In [14], starvation-freedom of Peterson’s algorithm with atomic registers is checked using mCRL2 under the justness assumption. Two different concurrency relations are considered, which are similar to our $⌣_{}^{\bullet }{}_S{}^{}$ and $⌣_{}^{\bullet }{}_A{}^{}$.

There have been many formal verifications of mutual exclusion algorithms with atomic registers [11, 43, 29]. Non-atomic registers have been covered less frequently, and their verification is often restricted to single-writer registers [41, 15]. The safety properties of mutual exclusion algorithms with MWMR non-atomic registers were verified using mCRL2 in [50]. In several papers by Nigro, including [44, 45], safety and liveness verification with MWMR non-atomic registers has been done using UPPAAL.

A major drawback of our approach is that we only consider a small number of parallel threads. There has been much work in the literature on parametrised verification, where the correctness of an algorithm is established for an arbitrary number of threads [13, 22, 55, 12]. Where these techniques handle liveness, it is under forms of weak or strong fairness, not justness. To our knowledge, these techniques have not yet been applied in the context of non-atomic registers. While several papers on parametrised verification, such as [2, 1], mention dropping the atomicity assumption, this refers to evaluating existential and universal conditions on all threads in a single atomic operation, rather than atomicity of the registers.

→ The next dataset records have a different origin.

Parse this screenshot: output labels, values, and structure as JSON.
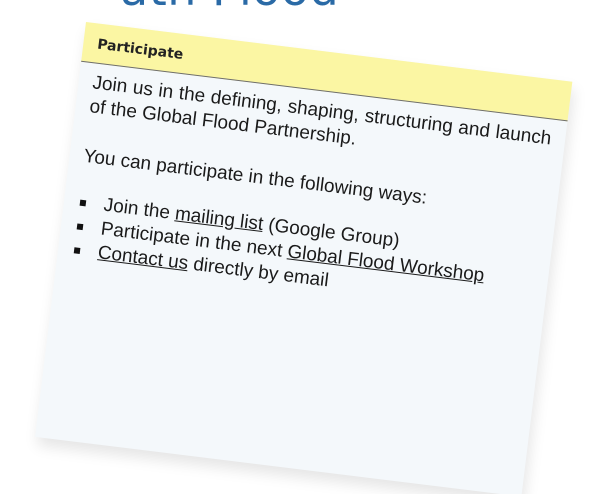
{
  "background": {
    "heading": "ath Flood",
    "accent_color": "#2a6aa6"
  },
  "panel": {
    "header_color": "#fbf6a3",
    "title": "Participate",
    "intro": "Join us in the defining, shaping, structuring and launch of the Global Flood Partnership.",
    "lead": "You can participate in the following ways:",
    "items": [
      {
        "before": "Join the ",
        "link": "mailing list",
        "after": " (Google Group)"
      },
      {
        "before": "Participate in the next ",
        "link": "Global Flood Workshop",
        "after": ""
      },
      {
        "before": "",
        "link": "Contact us",
        "after": " directly by email"
      }
    ]
  }
}
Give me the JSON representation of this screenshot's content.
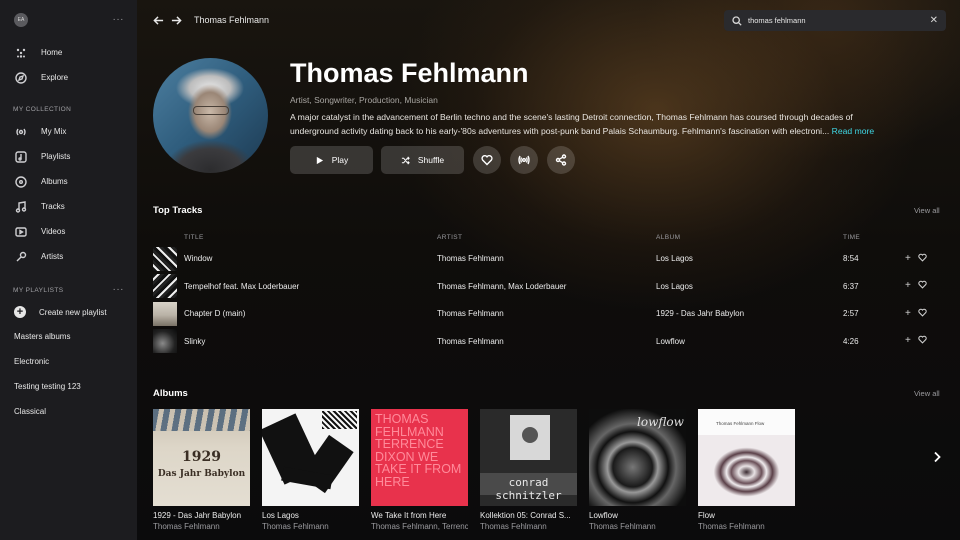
{
  "sidebar": {
    "avatar_initials": "EA",
    "menu_dots": "···",
    "nav": [
      {
        "label": "Home",
        "icon": "home-icon"
      },
      {
        "label": "Explore",
        "icon": "compass-icon"
      }
    ],
    "collection_label": "MY COLLECTION",
    "collection": [
      {
        "label": "My Mix",
        "icon": "mix-icon"
      },
      {
        "label": "Playlists",
        "icon": "playlist-icon"
      },
      {
        "label": "Albums",
        "icon": "album-icon"
      },
      {
        "label": "Tracks",
        "icon": "music-note-icon"
      },
      {
        "label": "Videos",
        "icon": "video-icon"
      },
      {
        "label": "Artists",
        "icon": "microphone-icon"
      }
    ],
    "playlists_label": "MY PLAYLISTS",
    "create_playlist": "Create new playlist",
    "playlists": [
      "Masters albums",
      "Electronic",
      "Testing testing 123",
      "Classical"
    ]
  },
  "topbar": {
    "breadcrumb": "Thomas Fehlmann",
    "search_value": "thomas fehlmann",
    "clear": "✕"
  },
  "artist": {
    "name": "Thomas Fehlmann",
    "roles": "Artist, Songwriter, Production, Musician",
    "bio_line1": "A major catalyst in the advancement of Berlin techno and the scene's lasting Detroit connection, Thomas Fehlmann has coursed through decades of",
    "bio_line2": "underground activity dating back to his early-'80s adventures with post-punk band Palais Schaumburg. Fehlmann's fascination with electroni...",
    "read_more": "Read more",
    "play_label": "Play",
    "shuffle_label": "Shuffle"
  },
  "top_tracks": {
    "title": "Top Tracks",
    "view_all": "View all",
    "columns": {
      "title": "TITLE",
      "artist": "ARTIST",
      "album": "ALBUM",
      "time": "TIME"
    },
    "rows": [
      {
        "title": "Window",
        "artist": "Thomas Fehlmann",
        "album": "Los Lagos",
        "time": "8:54"
      },
      {
        "title": "Tempelhof feat. Max Loderbauer",
        "artist": "Thomas Fehlmann, Max Loderbauer",
        "album": "Los Lagos",
        "time": "6:37"
      },
      {
        "title": "Chapter D (main)",
        "artist": "Thomas Fehlmann",
        "album": "1929 - Das Jahr Babylon",
        "time": "2:57"
      },
      {
        "title": "Slinky",
        "artist": "Thomas Fehlmann",
        "album": "Lowflow",
        "time": "4:26"
      }
    ],
    "add_glyph": "+"
  },
  "albums": {
    "title": "Albums",
    "view_all": "View all",
    "items": [
      {
        "title": "1929 - Das Jahr Babylon",
        "artist": "Thomas Fehlmann",
        "cover_year": "1929",
        "cover_text": "Das Jahr Babylon"
      },
      {
        "title": "Los Lagos",
        "artist": "Thomas Fehlmann"
      },
      {
        "title": "We Take It from Here",
        "artist": "Thomas Fehlmann, Terrence...",
        "cover_text": "THOMAS FEHLMANN TERRENCE DIXON WE TAKE IT FROM HERE"
      },
      {
        "title": "Kollektion 05: Conrad S...",
        "artist": "Thomas Fehlmann",
        "cover_text": "conrad schnitzler"
      },
      {
        "title": "Lowflow",
        "artist": "Thomas Fehlmann",
        "cover_text": "lowflow"
      },
      {
        "title": "Flow",
        "artist": "Thomas Fehlmann",
        "cover_text": "Thomas Fehlmann Flow"
      }
    ]
  },
  "colors": {
    "accent": "#3fd5e3",
    "sidebar_bg": "#1c1c1f",
    "album3_bg": "#e8324c"
  }
}
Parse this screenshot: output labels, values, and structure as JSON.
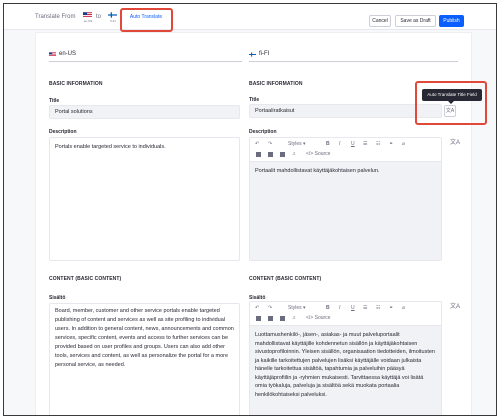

In [7, 31, 32] and other work by Hesselink, interactive theorem proving with the proof assistant PVS is used to check safety and liveness properties (under fairness) of mutual exclusion algorithms for an arbitrary number of threads with non-atomic registers. To our knowledge, the case of writes overlapping each other has not been covered with this technique.

When it comes to analysing the correctness of algorithms, particularly when considering non-atomic registers, behavioural reasoning is often insufficient. Mistakes can be subtle, and may depend on edge-cases that are easily overlooked. Model checking is a solution here; we formally model the threads executing the algorithm, as well as the registers through which they communicate, and the entire state-space is searched for possibly violations of correctness properties. In this work, we verify a large number of mutual exclusion algorithms using the model checking toolset mCRL2. We expand on previous work by checking liveness properties – deadlock freedom and starvation freedom – in addition to the main safety property. To circumvent spurious violating paths in our models, we incorporate the completeness criterion justness into our verifications. We checked algorithms under six different memory models, where a memory model is a combination of a register model (safe, regular, or atomic) and a model of which register access operations can block each other. The former dimension we capture in the models themselves, by modelling the behaviour of the three types of register. The latter, we capture in the concurrency relations employed as part of justness. We found a number of interesting violations of correctness properties, and in some cases could suggest improvements to algorithms to fix these violations. We find that there are several algorithms that satisfy all three properties for four out of six memory models. For three threads, this is accomplished by the fixed version of Aravind’s BLRU algorithm and Lamport’s 3-bit algorithm. If we also consider algorithms for just two threads, then Anderson’s algorithm and the fixed version of Szymanski’s 3-bit linear wait algorithm also meet this bar. We also considered an algorithm to turn deadlock-free algorithms into starvation-free ones, and experimentally confirmed that it indeed works for Dekker’s algorithm made RW-safe and Lamport’s 1-bit algorithm.